A range of novel pre-hospital roles for paramedics with enhanced skills (diagnosis, clinical decision making and administration of treatment that was previously the responsibility of hospital physicians) have been developed and implemented successfully [4347], with improved process outcomes and no additional risk for patients. These enhanced paramedic skills may be directly transferable to working in partnership with hospital ED clinicians across the threshold of secondary care but it was only paramedics already specifically employed to work in a hospital or community healthcare unit who had the opportunity to use the broadest range of skills e.g. as emergency care practitioners (ECP). A literature review of ECPs based at healthcare sites [52] reported benefits in terms of improved patient-reported care experience and cost savings, including a reduction in inappropriate referrals to emergency departments following review by community ECPs.

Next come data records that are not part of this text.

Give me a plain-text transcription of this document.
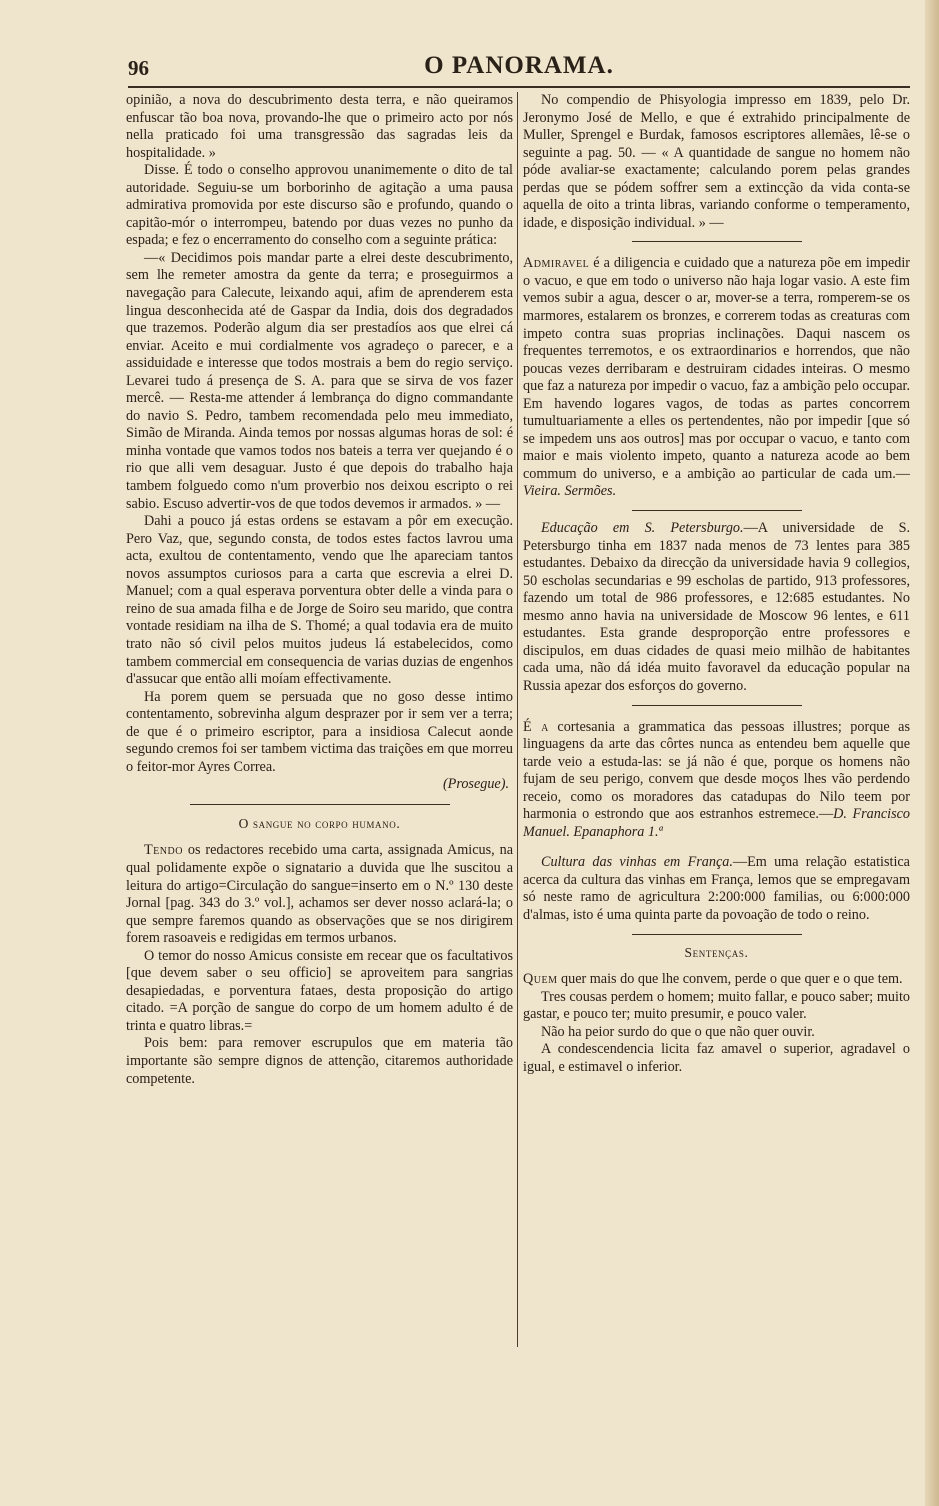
96	O PANORAMA.

opinião, a nova do descubrimento desta terra, e não queiramos enfuscar tão boa nova, provando-lhe que o primeiro acto por nós nella praticado foi uma transgressão das sagradas leis da hospitalidade. »

Disse. É todo o conselho approvou unanimemente o dito de tal autoridade. Seguiu-se um borborinho de agitação a uma pausa admirativa promovida por este discurso são e profundo, quando o capitão-mór o interrompeu, batendo por duas vezes no punho da espada; e fez o encerramento do conselho com a seguinte prática:

—« Decidimos pois mandar parte a elrei deste descubrimento, sem lhe remeter amostra da gente da terra; e proseguirmos a navegação para Calecute, leixando aqui, afim de aprenderem esta lingua desconhecida até de Gaspar da India, dois dos degradados que trazemos. Poderão algum dia ser prestadíos aos que elrei cá enviar. Aceito e mui cordialmente vos agradeço o parecer, e a assiduidade e interesse que todos mostrais a bem do regio serviço. Levarei tudo á presença de S. A. para que se sirva de vos fazer mercê. — Resta-me attender á lembrança do digno commandante do navio S. Pedro, tambem recomendada pelo meu immediato, Simão de Miranda. Ainda temos por nossas algumas horas de sol: é minha vontade que vamos todos nos bateis a terra ver quejando é o rio que alli vem desaguar. Justo é que depois do trabalho haja tambem folguedo como n'um proverbio nos deixou escripto o rei sabio. Escuso advertir-vos de que todos devemos ir armados. » —

Dahi a pouco já estas ordens se estavam a pôr em execução. Pero Vaz, que, segundo consta, de todos estes factos lavrou uma acta, exultou de contentamento, vendo que lhe apareciam tantos novos assumptos curiosos para a carta que escrevia a elrei D. Manuel; com a qual esperava porventura obter delle a vinda para o reino de sua amada filha e de Jorge de Soiro seu marido, que contra vontade residiam na ilha de S. Thomé; a qual todavia era de muito trato não só civil pelos muitos judeus lá estabelecidos, como tambem commercial em consequencia de varias duzias de engenhos d'assucar que então alli moíam effectivamente.

Ha porem quem se persuada que no goso desse intimo contentamento, sobrevinha algum desprazer por ir sem ver a terra; de que é o primeiro escriptor, para a insidiosa Calecut aonde segundo cremos foi ser tambem victima das traições em que morreu o feitor-mor Ayres Correa.

(Prosegue).

O sangue no corpo humano.

Tendo os redactores recebido uma carta, assignada Amicus, na qual polidamente expõe o signatario a duvida que lhe suscitou a leitura do artigo=Circulação do sangue=inserto em o N.º 130 deste Jornal [pag. 343 do 3.º vol.], achamos ser dever nosso aclará-la; o que sempre faremos quando as observações que se nos dirigirem forem rasoaveis e redigidas em termos urbanos.

O temor do nosso Amicus consiste em recear que os facultativos [que devem saber o seu officio] se aproveitem para sangrias desapiedadas, e porventura fataes, desta proposição do artigo citado. =A porção de sangue do corpo de um homem adulto é de trinta e quatro libras.=

Pois bem: para remover escrupulos que em materia tão importante são sempre dignos de attenção, citaremos authoridade competente.

No compendio de Phisyologia impresso em 1839, pelo Dr. Jeronymo José de Mello, e que é extrahido principalmente de Muller, Sprengel e Burdak, famosos escriptores allemães, lê-se o seguinte a pag. 50. — « A quantidade de sangue no homem não póde avaliar-se exactamente; calculando porem pelas grandes perdas que se pódem soffrer sem a extincção da vida conta-se aquella de oito a trinta libras, variando conforme o temperamento, idade, e disposição individual. » —

Admiravel é a diligencia e cuidado que a natureza põe em impedir o vacuo, e que em todo o universo não haja logar vasio. A este fim vemos subir a agua, descer o ar, mover-se a terra, romperem-se os marmores, estalarem os bronzes, e correrem todas as creaturas com impeto contra suas proprias inclinações. Daqui nascem os frequentes terremotos, e os extraordinarios e horrendos, que não poucas vezes derribaram e destruiram cidades inteiras. O mesmo que faz a natureza por impedir o vacuo, faz a ambição pelo occupar. Em havendo logares vagos, de todas as partes concorrem tumultuariamente a elles os pertendentes, não por impedir [que só se impedem uns aos outros] mas por occupar o vacuo, e tanto com maior e mais violento impeto, quanto a natureza acode ao bem commum do universo, e a ambição ao particular de cada um.—Vieira. Sermões.

Educação em S. Petersburgo.—A universidade de S. Petersburgo tinha em 1837 nada menos de 73 lentes para 385 estudantes. Debaixo da direcção da universidade havia 9 collegios, 50 escholas secundarias e 99 escholas de partido, 913 professores, fazendo um total de 986 professores, e 12:685 estudantes. No mesmo anno havia na universidade de Moscow 96 lentes, e 611 estudantes. Esta grande desproporção entre professores e discipulos, em duas cidades de quasi meio milhão de habitantes cada uma, não dá idéa muito favoravel da educação popular na Russia apezar dos esforços do governo.

É a cortesania a grammatica das pessoas illustres; porque as linguagens da arte das côrtes nunca as entendeu bem aquelle que tarde veio a estuda-las: se já não é que, porque os homens não fujam de seu perigo, convem que desde moços lhes vão perdendo receio, como os moradores das catadupas do Nilo teem por harmonia o estrondo que aos estranhos estremece.—D. Francisco Manuel. Epanaphora 1.ª

Cultura das vinhas em França.—Em uma relação estatistica acerca da cultura das vinhas em França, lemos que se empregavam só neste ramo de agricultura 2:200:000 familias, ou 6:000:000 d'almas, isto é uma quinta parte da povoação de todo o reino.

Sentenças.

Quem quer mais do que lhe convem, perde o que quer e o que tem.

Tres cousas perdem o homem; muito fallar, e pouco saber; muito gastar, e pouco ter; muito presumir, e pouco valer.

Não ha peior surdo do que o que não quer ouvir.

A condescendencia licita faz amavel o superior, agradavel o igual, e estimavel o inferior.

Consistent with the current review, strong recommendations were not possible as reports comprised short term retrospective observational reports following recent new investment, and there were no trial evaluations of health outcome.

Given the funding pressures across the entire health care system, it would be prudent to identify how to further capitalise on enhanced paramedic competencies by developing integrated care protocols which focus on health outcomes rather than traditional professional roles and organisational boundaries. The impact of this approach upon outcomes following acute stroke is currently being assessed in the UK by the Paramedic Acute Stroke Treatment Assessment (PASTA) trial [53], which is evaluating the clinical and cost-effectiveness of an enhanced paramedic role before and after admission of patients with suspected stroke.

The main limitation of this review has been reliance upon a narrative description of studies to explore the context surrounding the primary review objective for which no direct evidence was identified. It is also possible that unpublished studies exist which report on the impact of condition-specific structured handover, or an extended role of paramedics in hospital on health outcomes for trauma, stroke and MI patients. Eligible studies may have been missed due to excluding non-English language papers and the absence of MeSH terms in the electronic databases for extended paramedic roles.

Conclusions

Due to the nature of the studies identified, no strong recommendation can be made about changing the handover or post-admission roles of ambulance-based paramedics in hospital for patients with time-critical conditions. However, the literature identified illustrates that paramedic competencies and roles are evolving rapidly and their direct involvement in treatment of patients across the threshold of secondary care in partnership with hospital clinicians has potential to benefit health outcomes. A ‘new wave’ of paramedic research is needed to inform the design of cost-effective handover and feedback processes, and the health impact resulting from enhanced communication and inter-professional sharing of clinical skills.